Recipe for a Heart-Healthy Divorce lists the compartmentalization of time as a key ingredient in an amicable divorce.
When people file for divorce their emotions are out of control, their communication is compromised, and their time is unbalanced – unless time is approached in a very different and self-serving way. Controlling the time assigned for divorce is key in controlling emotions and communication.
The operative word is “assigned” when speaking about how time is divided between work, children, a personal life, and the divorce. Divorce cannot be multi-tasked into a daily schedule. Divorce has to have its own assigned time when nothing else is going on: Not at work, not while helping the children with homework, and not while driving.
Time management is ultimately important while in the filing and mediation stages of the divorce. Why? Because sound legal decisions cannot be made unless the mind is free and clear of all distractions. Focus and attention must be prioritized so that all aspects and consequences of decision-making can be exactly what is intended and right for the decision-maker.
If there is ever a time to be proprietary about how time is divided it’s during the filing of a divorce. There is nothing selfish about prioritizing time and designating a part of the day or week to return emails, texts, and calls; to complete paperwork; and to attend mediations, hearings, and depositions. And it’s for everyone’s benefit that each spouse creates a schedule that puts divorce work in its own place.
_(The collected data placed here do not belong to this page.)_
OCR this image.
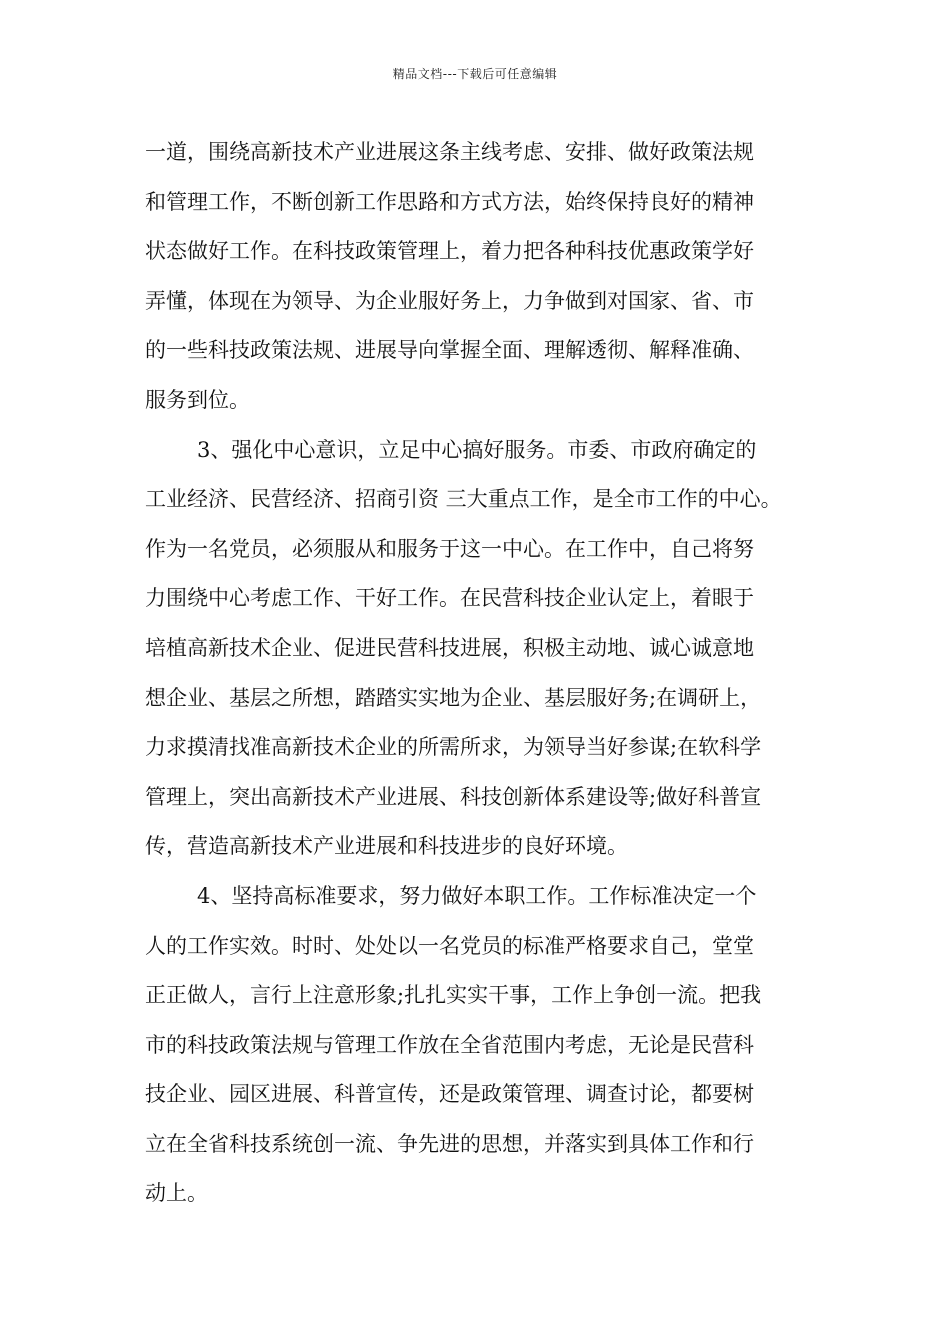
精品文档---下载后可任意编辑
一道，围绕高新技术产业进展这条主线考虑、安排、做好政策法规
和管理工作，不断创新工作思路和方式方法，始终保持良好的精神
状态做好工作。在科技政策管理上，着力把各种科技优惠政策学好
弄懂，体现在为领导、为企业服好务上，力争做到对国家、省、市
的一些科技政策法规、进展导向掌握全面、理解透彻、解释准确、
服务到位。
3、强化中心意识，立足中心搞好服务。市委、市政府确定的
工业经济、民营经济、招商引资 三大重点工作，是全市工作的中心。
作为一名党员，必须服从和服务于这一中心。在工作中，自己将努
力围绕中心考虑工作、干好工作。在民营科技企业认定上，着眼于
培植高新技术企业、促进民营科技进展，积极主动地、诚心诚意地
想企业、基层之所想，踏踏实实地为企业、基层服好务;在调研上，
力求摸清找准高新技术企业的所需所求，为领导当好参谋;在软科学
管理上，突出高新技术产业进展、科技创新体系建设等;做好科普宣
传，营造高新技术产业进展和科技进步的良好环境。
4、坚持高标准要求，努力做好本职工作。工作标准决定一个
人的工作实效。时时、处处以一名党员的标准严格要求自己，堂堂
正正做人，言行上注意形象;扎扎实实干事，工作上争创一流。把我
市的科技政策法规与管理工作放在全省范围内考虑，无论是民营科
技企业、园区进展、科普宣传，还是政策管理、调查讨论，都要树
立在全省科技系统创一流、争先进的思想，并落实到具体工作和行
动上。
The important part of scheduling is consistency. Once the time for divorce is created in a daily or weekly calendar, then everyone on the divorce team, who has been told about the designation of time for the divorce, will expect that schedule to be upheld. If there is consistency in sticking with the schedule, life can function better while divorce is playing out.
Nobody should feel forced to respond to the divorce team while at work. Work time is a commitment made to the employer and/or to clients. Work comes first. Divorce comes second. If pressure is applied by the soon-to-be former spouse to work faster and use work time to engage in paperwork, an explanation of why work cannot be interrupted by divorce obligations is necessary. That’s all that needs to be said. If the right legal professionals are hired, they will understand that employment work comes first. But, and here’s the big but, there has to be consistency in following through on the self-appointed schedule. There can be no excuses for not responding within the time provided for divorce work.
Compartmentalizing Time will provide a better life quality during divorce, and can help in developing a skill that can be used in any conflict. Part of this is Mindfulness, and part of this is simply scheduling. Have the confidence and the courage to take charge of your time.